Use row operations to simplify. In the process, the factorization drops right out. \begin{align} \det \begin{bmatrix} 1 & a & a^3 \\ 1 & b & b^3 \\ 1 & c & c^3 \end{bmatrix} &= \det \begin{bmatrix} 1 & a & a^3 \\ 0 & b-a & b^3-a^3 \\ 0 & c-a & c^3-a^3 \end{bmatrix} \\ &= \det \begin{bmatrix} 1 & a & a^3 \\ 0 & b-a & (b-a)(b^2+ab+b^2) \\ 0 & c-a & (c-a)(c^2+ac+a^2) \end{bmatrix} \\ &= (b-a)(c-a)\det \begin{bmatrix} 1 & a & a^3 \\ 0 & 1 & b^2+ab+a^2 \\ 0 & 1 & c^2+ac+a^2 \end{bmatrix} \\ &= (b-a)(c-a)\det \begin{bmatrix} 1 & a & a^3 \\ 0 & 1 & b^2+ab+a^2 \\ 0 & 0 & c^2-b^2+ac-ab \end{bmatrix} \\ &= (b-a)(c-a)(c^2-b^2 + ac-ab)\det \begin{bmatrix} 1 & a & a^3 \\ 0 & 1 & b^2+ab+a^2 \\ 0 & 0 & 1 \end{bmatrix} \\ &= (b-a)(c-a)(c-b)(c+b+a) \\ &= (a-b)(b-c)(c-a)(a+b+c). \end{align}

Answer 2

\begin{bmatrix} 1& a& a^2&a^3\\ 1& b& b^2 &b^3\\ 1& c& c^2 &c^3\\ 1& X& X^2 &X^3 \end{bmatrix}is the well known Vandermonde determinant.
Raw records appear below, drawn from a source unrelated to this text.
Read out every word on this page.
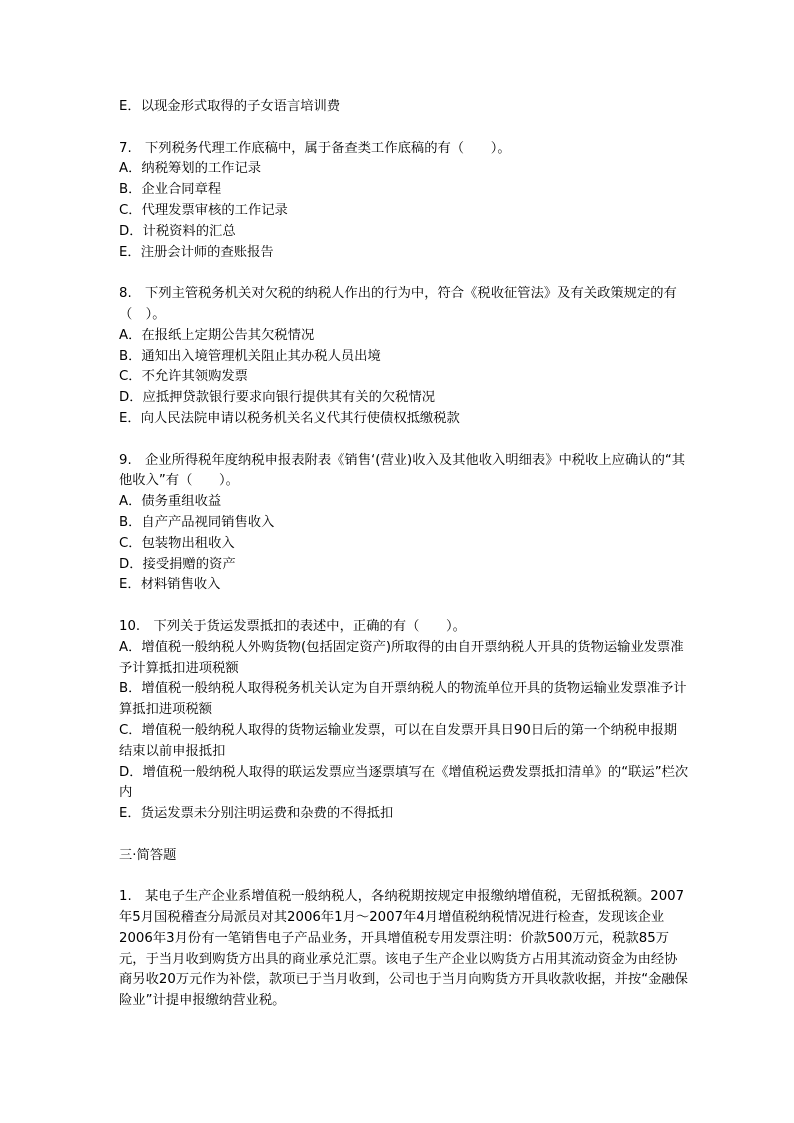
E．以现金形式取得的子女语言培训费
7.　下列税务代理工作底稿中，属于备查类工作底稿的有（　　）。
A．纳税筹划的工作记录
B．企业合同章程
C．代理发票审核的工作记录
D．计税资料的汇总
E．注册会计师的查账报告
8.　下列主管税务机关对欠税的纳税人作出的行为中，符合《税收征管法》及有关政策规定的有（　）。
A．在报纸上定期公告其欠税情况
B．通知出入境管理机关阻止其办税人员出境
C．不允许其领购发票
D．应抵押贷款银行要求向银行提供其有关的欠税情况
E．向人民法院申请以税务机关名义代其行使债权抵缴税款
9.　企业所得税年度纳税申报表附表《销售‘(营业)收入及其他收入明细表》中税收上应确认的“其他收入”有（　　）。
A．债务重组收益
B．自产产品视同销售收入
C．包装物出租收入
D．接受捐赠的资产
E．材料销售收入
10.　下列关于货运发票抵扣的表述中，正确的有（　　）。
A．增值税一般纳税人外购货物(包括固定资产)所取得的由自开票纳税人开具的货物运输业发票准予计算抵扣进项税额
B．增值税一般纳税人取得税务机关认定为自开票纳税人的物流单位开具的货物运输业发票准予计算抵扣进项税额
C．增值税一般纳税人取得的货物运输业发票，可以在自发票开具日90日后的第一个纳税申报期结束以前申报抵扣
D．增值税一般纳税人取得的联运发票应当逐票填写在《增值税运费发票抵扣清单》的“联运”栏次内
E．货运发票未分别注明运费和杂费的不得抵扣
三·简答题
1.　某电子生产企业系增值税一般纳税人，各纳税期按规定申报缴纳增值税，无留抵税额。2007年5月国税稽查分局派员对其2006年1月～2007年4月增值税纳税情况进行检查，发现该企业2006年3月份有一笔销售电子产品业务，开具增值税专用发票注明：价款500万元，税款85万元，于当月收到购货方出具的商业承兑汇票。该电子生产企业以购货方占用其流动资金为由经协商另收20万元作为补偿，款项已于当月收到，公司也于当月向购货方开具收款收据，并按“金融保险业”计提申报缴纳营业税。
When expend with respect to the last line, this is a polynomial whose $X^2$ coefficient is the opposite of the result.

Now, expending $$ (c-a)(b-a)(c-b)(X-c)(X-b)(X-a) \\= (c-a)(b-a)(c-b)(X^3 - (a+b+c)X+\cdots) $$gives the result $$ (a+b+c)(c-a)(b-a)(c-b) $$

Answer 3

Hint: reduce the matrix to upper triangular form and then read off the determinant as the product of the diagonals.